Find missing minute data in time series data using

2020-07-23 08:57发布

问题:

I have a time series data that has data for each minute, but due to some problems in sensor, sometimes the data is not fetched and that minute data is not recorded. I want to find on which day and on which hour this happened. I have the data in pandas dataframe. This is my code snippet to store in data frame, I would like to display which minute data wasn't received.

l=['Year', 'Month', 'Day', 'Hour', 'Minute']
df = pd.DataFrame(columns=l)
k=0

if __name__ == '__main__':
    client = MongoClient("localhost", 27017, maxPoolSize=50)
    db=client.test
    collection=db['data']
    cursor = collection.find({"deviceId":3},{"timestamp":1,"cd":1}).sort("timestamp",-1).limit(1000)
    for document in cursor:
        for key,value in document.items()[1:-1]:
            df.loc[k,'Year']=2017
            df.loc[k,'Month']=value.month
            df.loc[k,'Day']=value.day
            df.loc[k,'Hour']=value.hour
            df.loc[k,'Minute']=value.minute
            k=k+1
    minute_a = pd.Series(np.arange(0, 60))

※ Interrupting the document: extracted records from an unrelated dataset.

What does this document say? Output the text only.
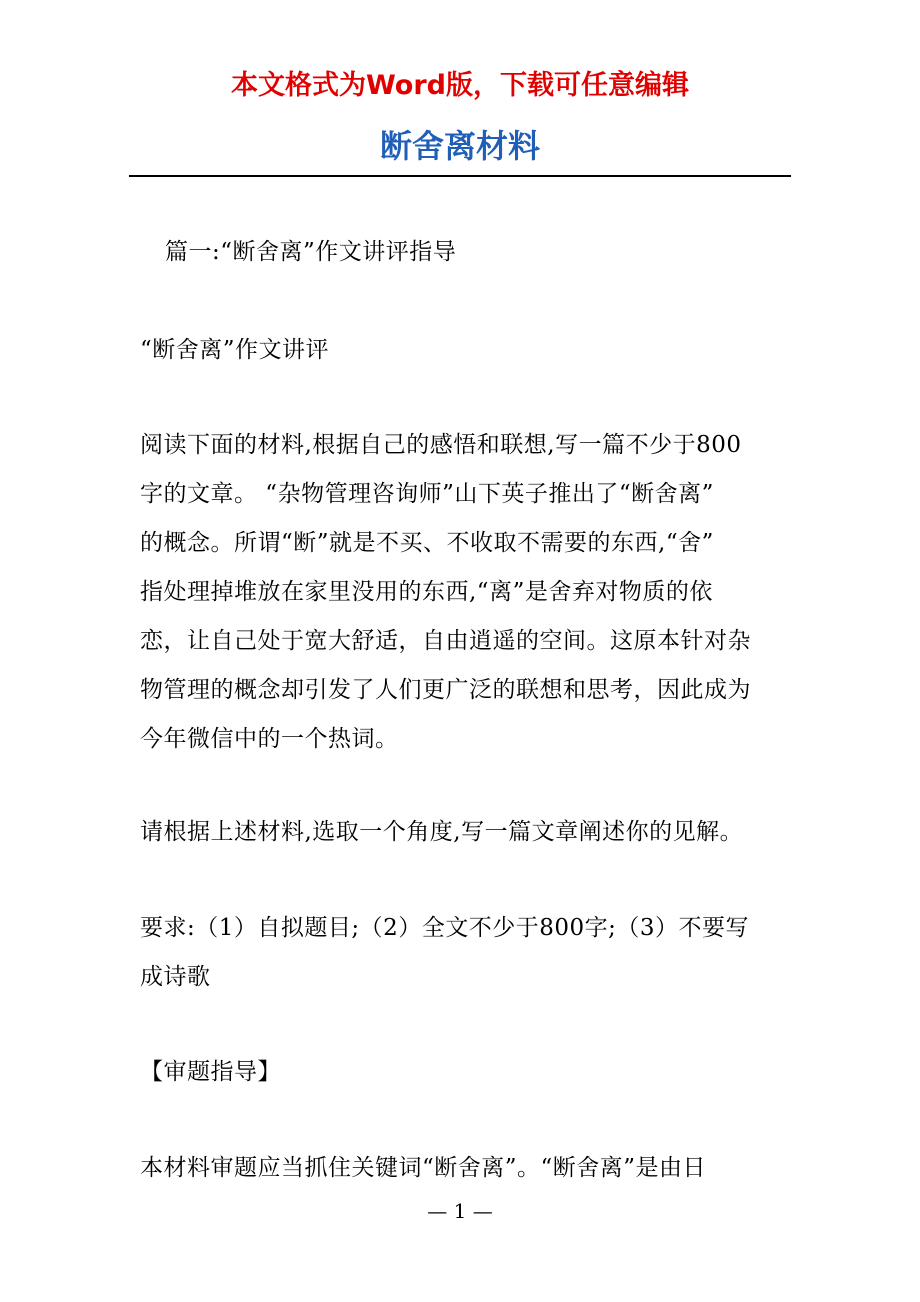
本文格式为Word版，下载可任意编辑
断舍离材料
篇一:“断舍离”作文讲评指导
“断舍离”作文讲评
阅读下面的材料,根据自己的感悟和联想,写一篇不少于800
字的文章。 “杂物管理咨询师”山下英子推出了“断舍离”
的概念。所谓“断”就是不买、不收取不需要的东西,“舍”
指处理掉堆放在家里没用的东西,“离”是舍弃对物质的依
恋，让自己处于宽大舒适，自由逍遥的空间。这原本针对杂
物管理的概念却引发了人们更广泛的联想和思考，因此成为
今年微信中的一个热词。
请根据上述材料,选取一个角度,写一篇文章阐述你的见解。
要求:（1）自拟题目;（2）全文不少于800字;（3）不要写
成诗歌
【审题指导】
本材料审题应当抓住关键词“断舍离”。“断舍离”是由日
— 1 —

I was thinking to use isin function using minute_a but as every hour I have to check, I can't figure out how to do it?

回答1:

isin would be good way of doing this. However, the easiest way of doing this would be to flatten your sensor time data into a single DatetimeIndex so you can compare it with a reference DatetimeIndex.

# creating reference DatetimeIndex idx_ref with a minute frequency
end=datetime.now().replace(second=0, microsecond=0)
dt = end - timedelta(days=1)
idx_ref = pd.DatetimeIndex(start=dt, end=end,freq='min')

# idx_dat represents your DatetimeIndex from the sensor
gaps = idx_ref[~idx_ref.isin(idx_dat)]

Assuming you are only interested in the time gaps of course.